Posted on 13 October 2020

For those that missed the Zoom seminar, the recording can now be viewed online.

On 8 October, Professor Kris Lane presented the CREMS Research Seminar.

The Zoom recording is avaible to watch until 12 November 2020.

Passcode: 5STe2p$^

By the 1640s, the royal Spanish mint at Potosí, located in the Andes mountains of Bolivia, produced more silver coins than any other. Unfortunately for King Philip IV, his subjects, and many users of these coins worldwide, an increasing number of Potosí's popular "pieces of eight" proved debased. Records from a decade-long investigation reveal that these debased coins were products of an insider fraud web that ensnared dozens of high-ranking officials and benefited many elite citizens, all at the expense of poor folks and distant traders as far away as Surat, Madras, and Manila.
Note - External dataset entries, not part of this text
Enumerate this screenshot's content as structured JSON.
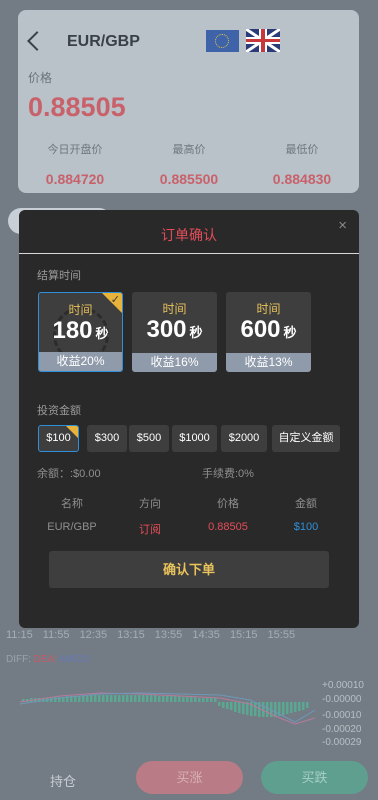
{
  "quote": {
    "pair": "EUR/GBP",
    "price_label": "价格",
    "price": "0.88505",
    "stats": [
      {
        "label": "今日开盘价",
        "value": "0.884720"
      },
      {
        "label": "最高价",
        "value": "0.885500"
      },
      {
        "label": "最低价",
        "value": "0.884830"
      }
    ]
  },
  "chart": {
    "time_ticks": [
      "11:15",
      "11:55",
      "12:35",
      "13:15",
      "13:55",
      "14:35",
      "15:15",
      "15:55"
    ],
    "diff_label": "DIFF:",
    "dea_label": "DEA:",
    "macd_label": "MACD:",
    "y_ticks": [
      "+0.00010",
      "-0.00000",
      "-0.00010",
      "-0.00020",
      "-0.00029"
    ]
  },
  "bottom": {
    "hold": "持仓",
    "buy_up": "买涨",
    "buy_down": "买跌"
  },
  "modal": {
    "title": "订单确认",
    "close": "×",
    "settle_label": "结算时间",
    "time_options": [
      {
        "title": "时间",
        "value": "180",
        "unit": "秒",
        "profit": "收益20%",
        "selected": true
      },
      {
        "title": "时间",
        "value": "300",
        "unit": "秒",
        "profit": "收益16%",
        "selected": false
      },
      {
        "title": "时间",
        "value": "600",
        "unit": "秒",
        "profit": "收益13%",
        "selected": false
      }
    ],
    "amount_label": "投资金额",
    "amounts": [
      "$100",
      "$300",
      "$500",
      "$1000",
      "$2000",
      "自定义金额"
    ],
    "balance": "余额：:$0.00",
    "fee": "手续费:0%",
    "table_headers": [
      "名称",
      "方向",
      "价格",
      "金额"
    ],
    "table_row": [
      "EUR/GBP",
      "订阅",
      "0.88505",
      "$100"
    ],
    "confirm": "确认下单"
  },
  "colors": {
    "accent_red": "#e34d59",
    "gold": "#e8c25b",
    "blue": "#2f8fd9"
  }
}
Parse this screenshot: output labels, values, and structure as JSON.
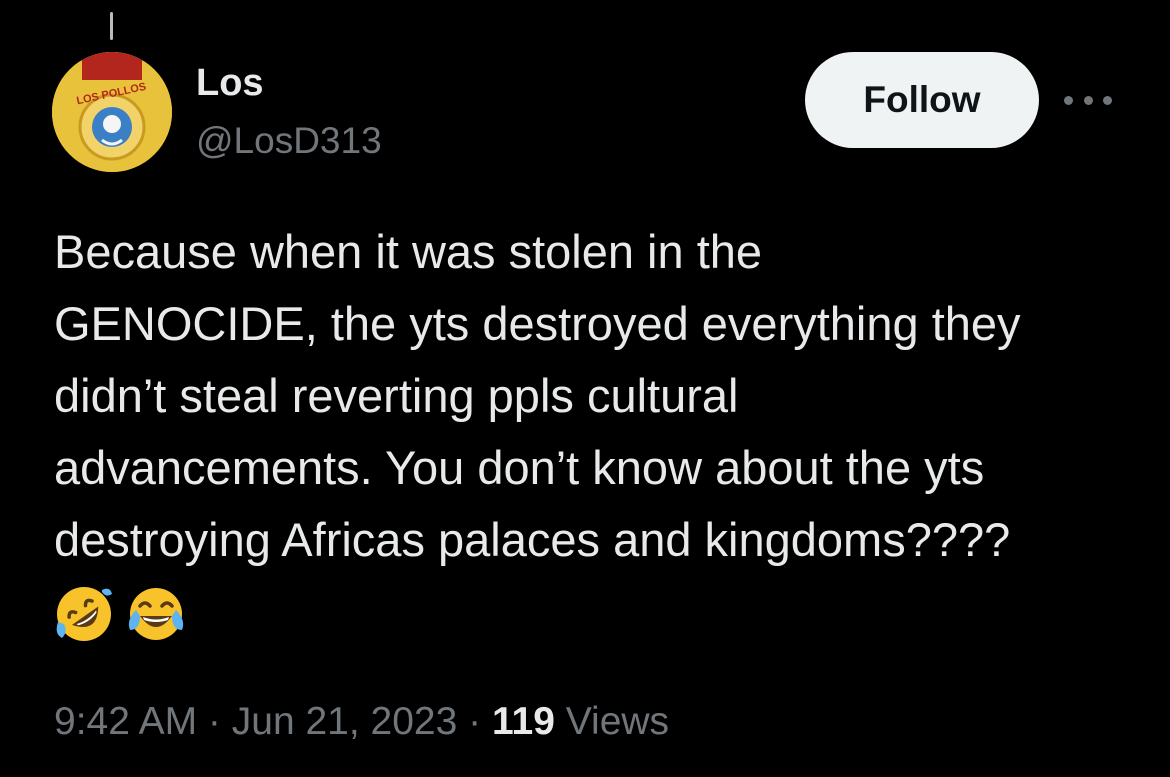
{
  "author": {
    "display_name": "Los",
    "handle": "@LosD313"
  },
  "follow_label": "Follow",
  "avatar_text": "LOS POLLOS",
  "tweet": {
    "text": "Because when it was stolen in the\nGENOCIDE, the yts destroyed everything they\ndidn’t steal reverting ppls cultural\nadvancements. You don’t know about the yts\ndestroying Africas palaces and kingdoms????",
    "emojis": [
      "rolling-on-floor-laughing",
      "face-with-tears-of-joy"
    ]
  },
  "meta": {
    "time": "9:42 AM",
    "separator": " · ",
    "date": "Jun 21, 2023",
    "views_count": "119",
    "views_label": " Views"
  },
  "colors": {
    "background": "#000000",
    "text_primary": "#e7e9ea",
    "text_secondary": "#71767b",
    "follow_bg": "#eff3f4"
  }
}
This talk traces the great Potosí mint fraud from origins to maturity to collapse, offering reflections on the meaning and significance of this strange episode amid what was arguably the seventeenth century's most difficult decade.
 
Kris Lane holds the France V. Scholes Chair in Colonial Latin American History at Tulane University in New Orleans, USA. He is author of Potosí: The Silver City that Changed the World (2019), Pillaging the Empire: Piracy in the Americas, 1500-1750 (2015), Colour of Paradise: The Emerald in the Age of Gunpowder Empires (2010), and Quito 1599: City & Colony in Transition (2002).